Bugün Mit'i yolcu etmek üzere, havaalanına gidiyoruz. Arabada Radyo Eksen şıkır şıkır Janis Joplin'i çalıyor. İnsan böyle iyi müzik çalınca bir havaya giriyor. Mit'i bıraktıktan sonra, sahil yolundan eve dönüş yolunu tutuyoruz Defne'yle. Hava kapalı, Kumkapı dolayında balık peşinde koşan kuşlarla güreşen güçlü dalgalar müthiş bir görüntü oluşturuyor. Dalıyorum biraz. Karşıya geçiyoruz, Bostancı yönünde istasyona gitmeye karar veriyorum ama o da ne? Girdiğim sokakta, caddeye giriş yönü yasaklanmış, pazar nasıl olsa, gireyim buradan birşey olmaz gibi bir anlık gaflet ve dalalete düşüyorum, geçiyorum ve bingooo, polisler beni bekliyor köşede! Diyecek birşey yok, %100 haksızım. Kuzu gibi ruhsat ve ehliyetimi çıkarıp veriyorum. Hayatımda ilk defa trafik cezası yiyorum, herşeyin bir ilki var tabi ama koyuyor. Defne sinirlenip yırtalım o cezayı diyor, anlatıyorum, eh işte pek ikna olmuyor ama yapacak birşey yok, hatalıyım.

Başka birşey yazacaktım ama nedense parmaklarım önce bunu yazmak istedi, masum değilsin Füs der gibi...

Dot'un oyunlarını takip eder misiniz?

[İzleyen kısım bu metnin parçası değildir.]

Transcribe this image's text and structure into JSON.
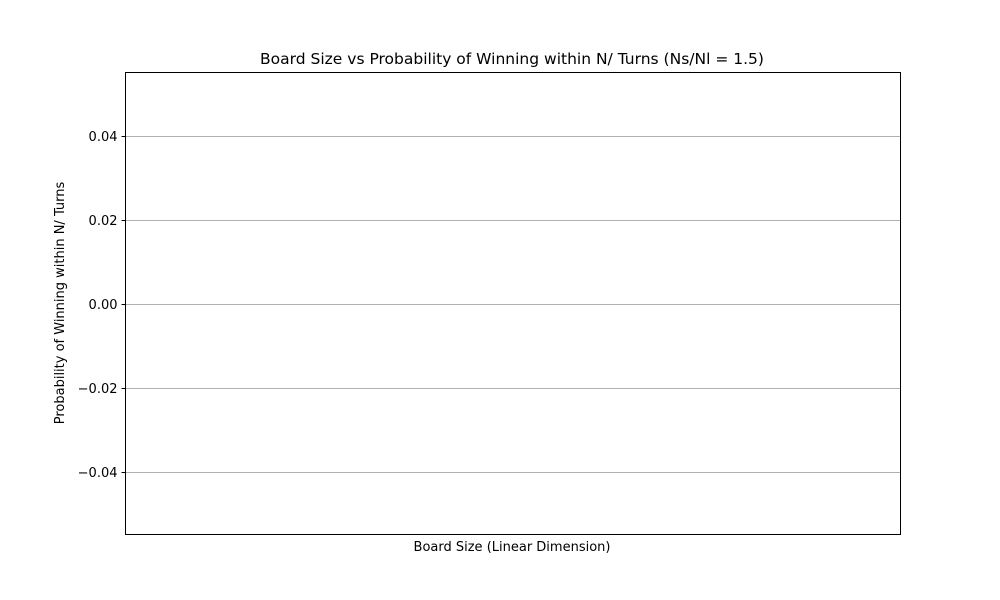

Geçen seneki Vur, Yağmala,Yeniden oyunlarını seyrettiğimden beri, ben sıkı takipçilerindenim. Vur, Yağmala, Yeniden 16 kısa oyundan oluşan bir oyun. Yazarı Mark Ravenhill. Oyunda; özgürlük ve demokrasi adı altında; savaşın anlamsızlığı, güçlünün zayıfa hükmedişi, iyilik&kötülük, içi boşalan cinsellik ve aşk gibi temalarla yokolan insanlık sorgulanıyor. Biz geçen sene, her oyun çıkışı sarsılır, arkadaşlarla uzun uzun oyunun felsefesini tartışırdık. Bu oyun, bu sene oynanmıyor ancak olur da toplu gösterim yaparlar veya DVD'si çıkar, kaçırmayın diye yazıyorum.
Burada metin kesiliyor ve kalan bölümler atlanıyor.